The last church I visited

April 8, 2015 | Viewpoints | Volume 19 Issue 8
Richard Chan |

My wife and I arrived in Vancouver in 1994 with our two sons, aged 9 and 12. I had been an air traffic controller, then law enforcement officer in Hong Kong. As a landed immigrant in Canada, I found some odd jobs before going back to school at the B.C. Institute of Technology and beginning a career with a mechanical engineer consulting firm.

My family was completely secular, but I had attended an Anglican high school, so after graduation I accompanied my buddies to their Baptist Alliance Church, where I was eventually baptized in my mid-20s. However, as I started my career, I stopped attending, using the excuse that I had no time for church.

As a young family beginning a new life in Canada, we also felt far too busy to attend church. My wife held down two jobs, we were raising our two sons and we had no contacts.

Around 2010, I started feeling the desire to reconnect with God, and I began visiting some churches in my neighbourhood, both Chinese and Canadian.

In May 2011, I was diagnosed with stage four gastric cancer, which had metastasized to my liver and some lymph nodes, and was given about a year to live. Around this time, as I was beginning an intense course of chemotherapy, I visited Peace Mennonite Church in Richmond, B.C. This was the last church I visited.

I wasn’t comfortable disclosing to my new church about this personal issue, but a social worker at the cancer clinic urged me to consider sharing with my pastor for the spiritual support I needed. When I met with Tim Kuepfer and shared my situation, he suggested that we have a special healing prayer session. My entire family, including my mother who was living with us, joined some of the elders, friends and pastors for this service of prayer and anointing with oil in April 2012. This was a very powerful experience of God’s love for me.

I became a member of Peace Church on Jan. 12, 2014. My mother also became a Christian and was baptized recently. I joined the choir for awhile, and also two different Bible study groups at the church, attending as my chemotherapy treatments allowed. I am also an usher and was privileged to emcee the Christmas banquet last year. I see all these as opportunities to serve God.

Just recently, the doctors changed my chemotherapy treatment again and the effects seem milder. I am blessed with a few more good days between the treatments. I have experienced God’s love for me, no question about it. I don’t know how long I will live, but for the past three years I have been focussing on God’s love for me, rather than on my physical suffering. There is only so much that medicine can do at this point, but this does not shake my faith in God.

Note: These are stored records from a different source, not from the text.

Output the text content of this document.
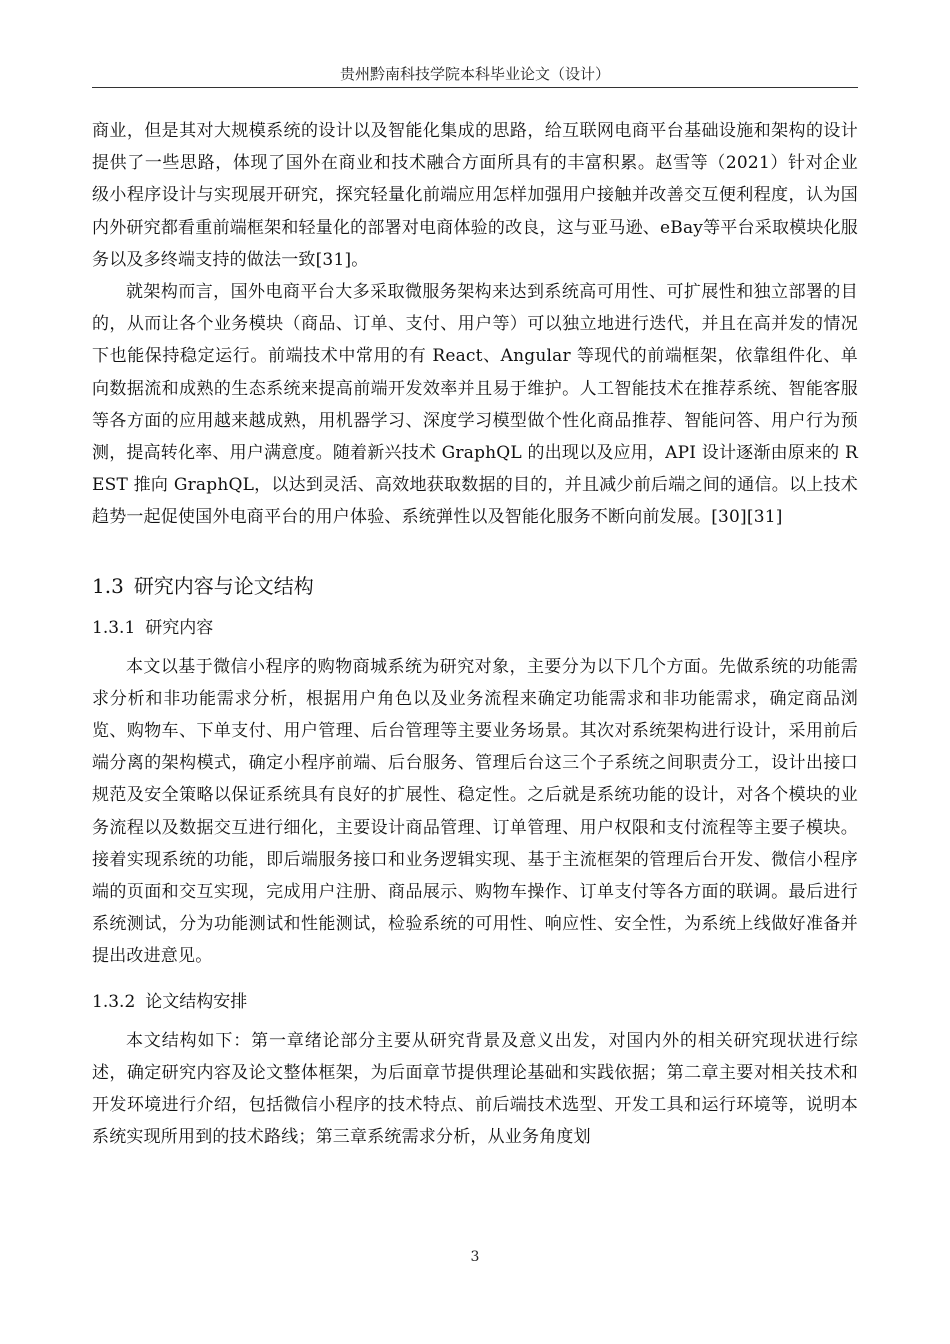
贵州黔南科技学院本科毕业论文（设计）

商业，但是其对大规模系统的设计以及智能化集成的思路，给互联网电商平台基础设施和架构的设计提供了一些思路，体现了国外在商业和技术融合方面所具有的丰富积累。赵雪等（2021）针对企业级小程序设计与实现展开研究，探究轻量化前端应用怎样加强用户接触并改善交互便利程度，认为国内外研究都看重前端框架和轻量化的部署对电商体验的改良，这与亚马逊、eBay等平台采取模块化服务以及多终端支持的做法一致[31]。

就架构而言，国外电商平台大多采取微服务架构来达到系统高可用性、可扩展性和独立部署的目的，从而让各个业务模块（商品、订单、支付、用户等）可以独立地进行迭代，并且在高并发的情况下也能保持稳定运行。前端技术中常用的有 React、Angular 等现代的前端框架，依靠组件化、单向数据流和成熟的生态系统来提高前端开发效率并且易于维护。人工智能技术在推荐系统、智能客服等各方面的应用越来越成熟，用机器学习、深度学习模型做个性化商品推荐、智能问答、用户行为预测，提高转化率、用户满意度。随着新兴技术 GraphQL 的出现以及应用，API 设计逐渐由原来的 REST 推向 GraphQL，以达到灵活、高效地获取数据的目的，并且减少前后端之间的通信。以上技术趋势一起促使国外电商平台的用户体验、系统弹性以及智能化服务不断向前发展。[30][31]

1.3 研究内容与论文结构
1.3.1 研究内容

本文以基于微信小程序的购物商城系统为研究对象，主要分为以下几个方面。先做系统的功能需求分析和非功能需求分析，根据用户角色以及业务流程来确定功能需求和非功能需求，确定商品浏览、购物车、下单支付、用户管理、后台管理等主要业务场景。其次对系统架构进行设计，采用前后端分离的架构模式，确定小程序前端、后台服务、管理后台这三个子系统之间职责分工，设计出接口规范及安全策略以保证系统具有良好的扩展性、稳定性。之后就是系统功能的设计，对各个模块的业务流程以及数据交互进行细化，主要设计商品管理、订单管理、用户权限和支付流程等主要子模块。接着实现系统的功能，即后端服务接口和业务逻辑实现、基于主流框架的管理后台开发、微信小程序端的页面和交互实现，完成用户注册、商品展示、购物车操作、订单支付等各方面的联调。最后进行系统测试，分为功能测试和性能测试，检验系统的可用性、响应性、安全性，为系统上线做好准备并提出改进意见。

1.3.2 论文结构安排

本文结构如下：第一章绪论部分主要从研究背景及意义出发，对国内外的相关研究现状进行综述，确定研究内容及论文整体框架，为后面章节提供理论基础和实践依据；第二章主要对相关技术和开发环境进行介绍，包括微信小程序的技术特点、前后端技术选型、开发工具和运行环境等，说明本系统实现所用到的技术路线；第三章系统需求分析，从业务角度划

3
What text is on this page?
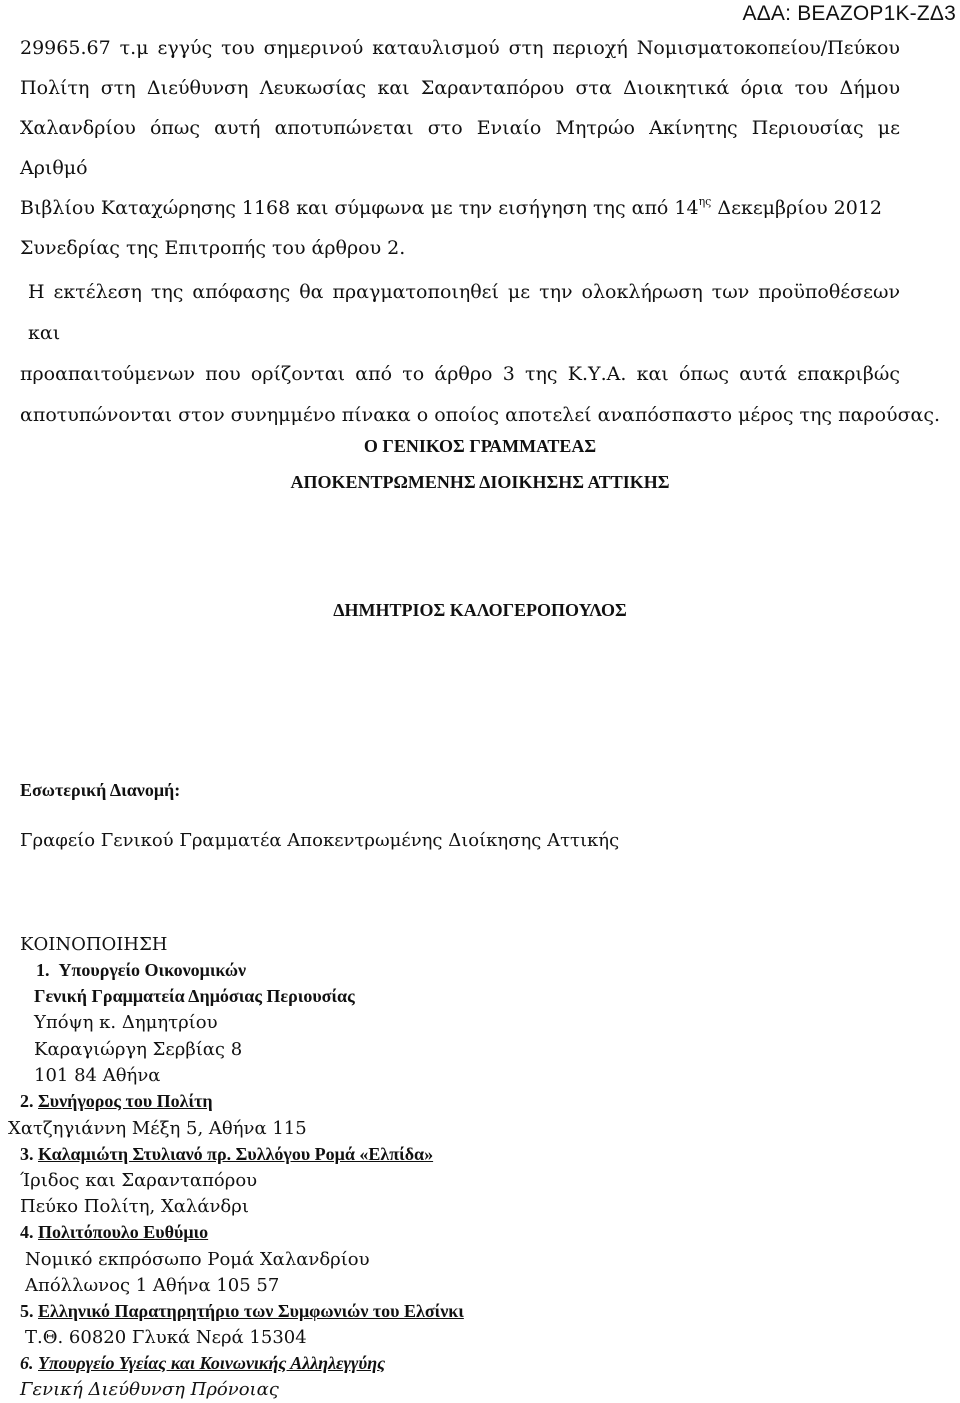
ΑΔΑ: ΒΕΑΖΟΡ1Κ-ΖΔ3
29965.67 τ.μ εγγύς του σημερινού καταυλισμού στη περιοχή Νομισματοκοπείου/Πεύκου
Πολίτη στη Διεύθυνση Λευκωσίας και Σαρανταπόρου στα Διοικητικά όρια του Δήμου
Χαλανδρίου όπως αυτή αποτυπώνεται στο Ενιαίο Μητρώο Ακίνητης Περιουσίας με Αριθμό
Βιβλίου Καταχώρησης 1168 και σύμφωνα με την εισήγηση της από $14^{\eta\varsigma}$ Δεκεμβρίου 2012
Συνεδρίας της Επιτροπής του άρθρου 2.
Η εκτέλεση της απόφασης θα πραγματοποιηθεί με την ολοκλήρωση των προϋποθέσεων και
προαπαιτούμενων που ορίζονται από το άρθρο 3 της Κ.Υ.Α. και όπως αυτά επακριβώς
αποτυπώνονται στον συνημμένο πίνακα ο οποίος αποτελεί αναπόσπαστο μέρος της παρούσας.
Ο ΓΕΝΙΚΟΣ ΓΡΑΜΜΑΤΕΑΣ
ΑΠΟΚΕΝΤΡΩΜΕΝΗΣ ΔΙΟΙΚΗΣΗΣ ΑΤΤΙΚΗΣ
ΔΗΜΗΤΡΙΟΣ ΚΑΛΟΓΕΡΟΠΟΥΛΟΣ
Εσωτερική Διανομή:
Γραφείο Γενικού Γραμματέα Αποκεντρωμένης Διοίκησης Αττικής
ΚΟΙΝΟΠΟΙΗΣΗ
1. Υπουργείο Οικονομικών
Γενική Γραμματεία Δημόσιας Περιουσίας
Υπόψη κ. Δημητρίου
Καραγιώργη Σερβίας 8
101 84 Αθήνα
2. Συνήγορος του Πολίτη
Χατζηγιάννη Μέξη 5, Αθήνα 115
3. Καλαμιώτη Στυλιανό πρ. Συλλόγου Ρομά «Ελπίδα»
Ίριδος και Σαρανταπόρου
Πεύκο Πολίτη, Χαλάνδρι
4. Πολιτόπουλο Ευθύμιο
Νομικό εκπρόσωπο Ρομά Χαλανδρίου
Απόλλωνος 1 Αθήνα 105 57
5. Ελληνικό Παρατηρητήριο των Συμφωνιών του Ελσίνκι
Τ.Θ. 60820 Γλυκά Νερά 15304
6. Υπουργείο Υγείας και Κοινωνικής Αλληλεγγύης
Γενική Διεύθυνση Πρόνοιας
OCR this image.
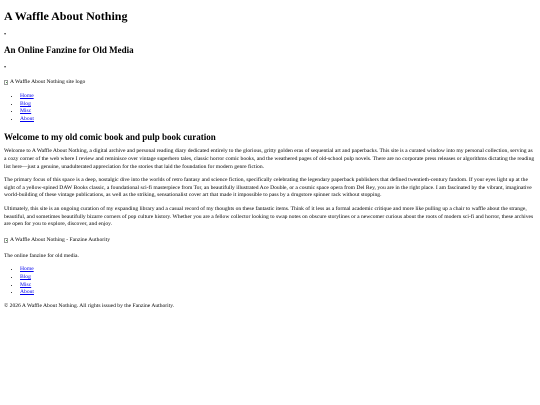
A Waffle About Nothing
•
An Online Fanzine for Old Media
•
A Waffle About Nothing site logo
• Home
• Blog
• Misc
• About
Welcome to my old comic book and pulp book curation

Welcome to A Waffle About Nothing, a digital archive and personal reading diary dedicated entirely to the glorious, gritty golden eras of sequential art and paperbacks. This site is a curated window into my personal collection, serving as a cozy corner of the web where I review and reminisce over vintage superhero tales, classic horror comic books, and the weathered pages of old-school pulp novels. There are no corporate press releases or algorithms dictating the reading list here—just a genuine, unadulterated appreciation for the stories that laid the foundation for modern genre fiction.

The primary focus of this space is a deep, nostalgic dive into the worlds of retro fantasy and science fiction, specifically celebrating the legendary paperback publishers that defined twentieth-century fandom. If your eyes light up at the sight of a yellow-spined DAW Books classic, a foundational sci-fi masterpiece from Tor, an beautifully illustrated Ace Double, or a cosmic space opera from Del Rey, you are in the right place. I am fascinated by the vibrant, imaginative world-building of these vintage publications, as well as the striking, sensationalist cover art that made it impossible to pass by a drugstore spinner rack without stopping.

Ultimately, this site is an ongoing curation of my expanding library and a casual record of my thoughts on these fantastic items. Think of it less as a formal academic critique and more like pulling up a chair to waffle about the strange, beautiful, and sometimes beautifully bizarre corners of pop culture history. Whether you are a fellow collector looking to swap notes on obscure storylines or a newcomer curious about the roots of modern sci-fi and horror, these archives are open for you to explore, discover, and enjoy.

A Waffle About Nothing - Fanzine Authority

The online fanzine for old media.

• Home
• Blog
• Misc
• About

© 2026 A Waffle About Nothing. All rights issued by the Fanzine Authority.
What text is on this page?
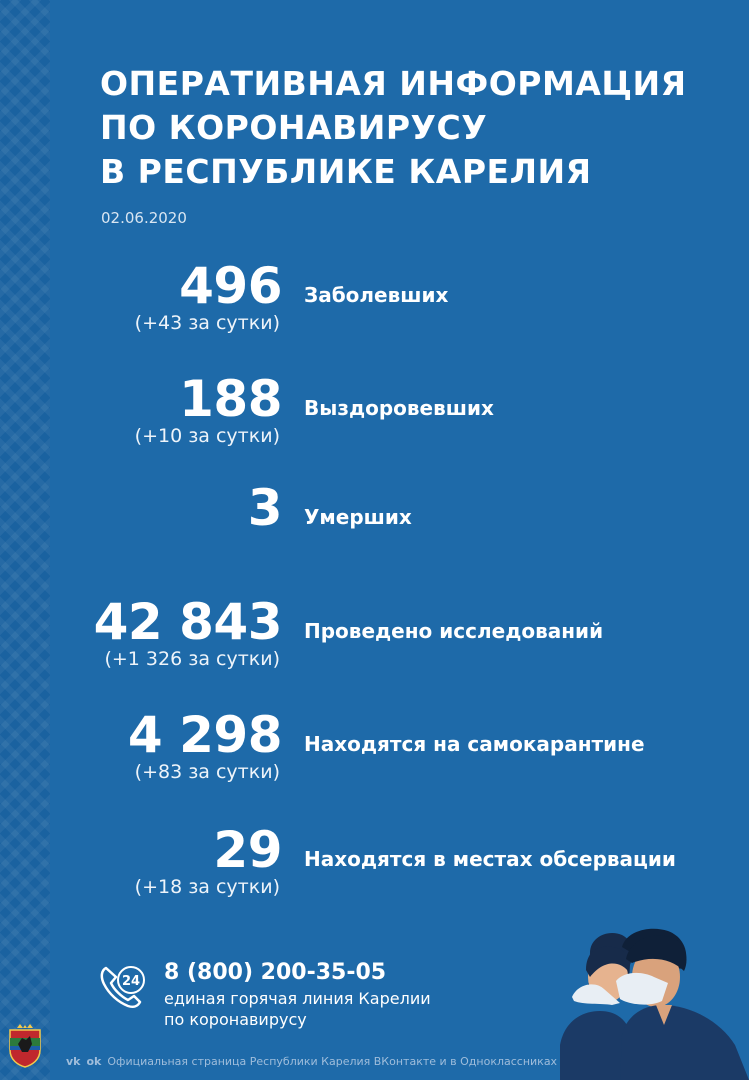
ОПЕРАТИВНАЯ ИНФОРМАЦИЯ
ПО КОРОНАВИРУСУ
В РЕСПУБЛИКЕ КАРЕЛИЯ
02.06.2020
496
(+43 за сутки)
Заболевших
188
(+10 за сутки)
Выздоровевших
3 Умерших
42 843
(+1 326 за сутки)
Проведено исследований
4 298
(+83 за сутки)
Находятся на самокарантине
29
(+18 за сутки)
Находятся в местах обсервации
24 8 (800) 200-35-05
единая горячая линия Карелии
по коронавирусу
vk ok Официальная страница Республики Карелия ВКонтакте и в Одноклассниках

Every morning I come to Peace Mennonite to pray in the sanctuary along with my mother. Prayer is our interaction with our living God. Each morning I ask Jesus for his Holy Spirit, and pray for his forgiveness through his love for me. I thank and praise him for his grace to me every day. I ask that he would increase my faith so I can love him even more. I ask God to use this part of my faith journey to fulfill the purposes for which I was created in the first place. God helps me to focus on his joy in the greater plan, rather than on my sufferings.

Romans 5:3-5, which I received in a Sunday sermon, has become my motto: “We glory in our sufferings because we know that suffering produces perseverance; perseverance, character; and character, hope. And hope does not disappoint, because God’s love has been poured out into our hearts through the Holy Spirit, who has been given to us.”